The foundational question is whether it should be an individual responsibility to fund one’s own health care, much as it is an individual responsibility to pay for merchandise, like a new car or a washing machine. No money, no merchandise – simple.

And with regard to health care, that question was answered in the negative a long, long time ago, for a whole slew of ethical and completely practical reasons. The idea of health insurance, provided by private corporations as a business venture, is just an opportunistic happenstance that strongly took root in the US alone as a way to solve this problem. Turns out, it’s a really shitty solution that is only supported because of ideology and political lobbying.

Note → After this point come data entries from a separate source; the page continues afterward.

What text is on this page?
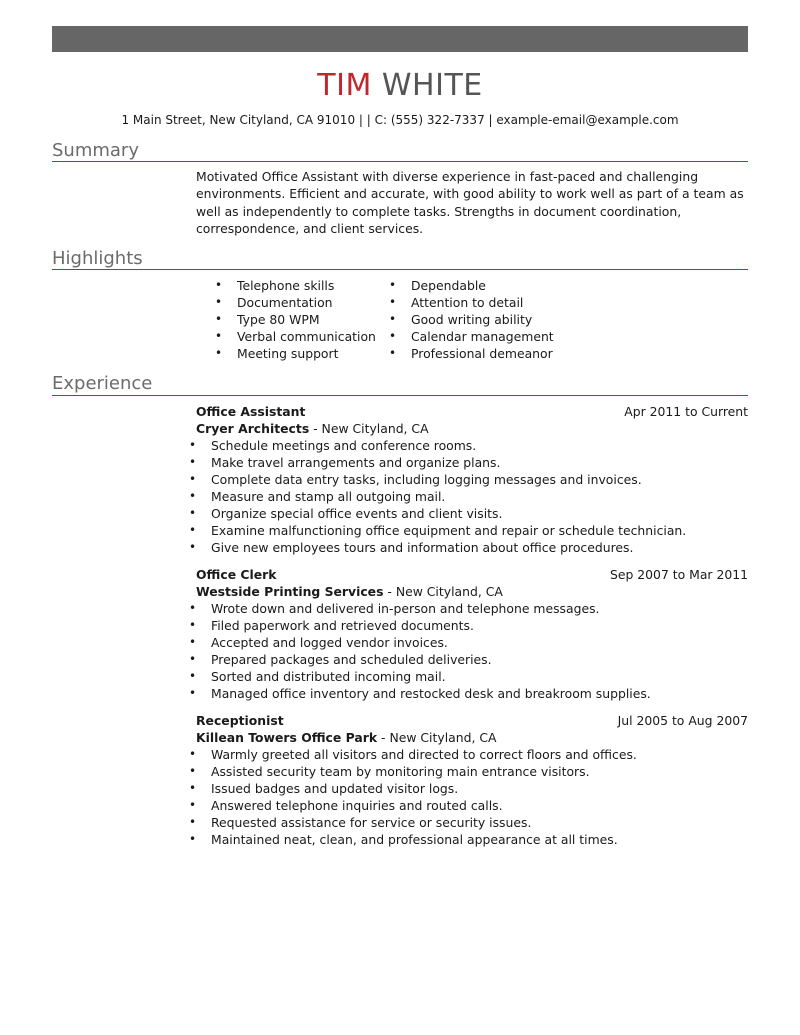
TIM WHITE
1 Main Street, New Cityland, CA 91010 | | C: (555) 322-7337 | example-email@example.com
Summary
Motivated Office Assistant with diverse experience in fast-paced and challenging environments. Efficient and accurate, with good ability to work well as part of a team as well as independently to complete tasks. Strengths in document coordination, correspondence, and client services.
Highlights
• Telephone skills
• Documentation
• Type 80 WPM
• Verbal communication
• Meeting support
• Dependable
• Attention to detail
• Good writing ability
• Calendar management
• Professional demeanor
Experience
Office Assistant	Apr 2011 to Current
Cryer Architects - New Cityland, CA
• Schedule meetings and conference rooms.
• Make travel arrangements and organize plans.
• Complete data entry tasks, including logging messages and invoices.
• Measure and stamp all outgoing mail.
• Organize special office events and client visits.
• Examine malfunctioning office equipment and repair or schedule technician.
• Give new employees tours and information about office procedures.
Office Clerk	Sep 2007 to Mar 2011
Westside Printing Services - New Cityland, CA
• Wrote down and delivered in-person and telephone messages.
• Filed paperwork and retrieved documents.
• Accepted and logged vendor invoices.
• Prepared packages and scheduled deliveries.
• Sorted and distributed incoming mail.
• Managed office inventory and restocked desk and breakroom supplies.
Receptionist	Jul 2005 to Aug 2007
Killean Towers Office Park - New Cityland, CA
• Warmly greeted all visitors and directed to correct floors and offices.
• Assisted security team by monitoring main entrance visitors.
• Issued badges and updated visitor logs.
• Answered telephone inquiries and routed calls.
• Requested assistance for service or security issues.
• Maintained neat, clean, and professional appearance at all times.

There are other models for funding health care, and the logical choice of model would seem to be simply the one that works best, and provides the most health care for the lowest expenditures. There are many tweaks and variants, but the health care funding models that provide universal health care in every civilized country in the world are generally variants between single-payer (as in Canada and the UK) or highly regulated non-profits offering uniform community-rated plans (as in Germany) with minor roles for private insurance thrown in to the mix. No civilized country in the world has to endure the health insurance fiasco that prevails in the US – not one.

What state was this from? I suspect it’s one of the red ones that didn’t go with the Medicaid expansion, which means everyone else pays for some people’s healthcare when they visit the emergency room and can’t pay for it. If these people truly can’t get a cheaper plan from the health care exchange they must be very old and have a fairly high income, or costs must be ridiculously high in their state for some reason, which means their premiums would probably be even higher without the exchange.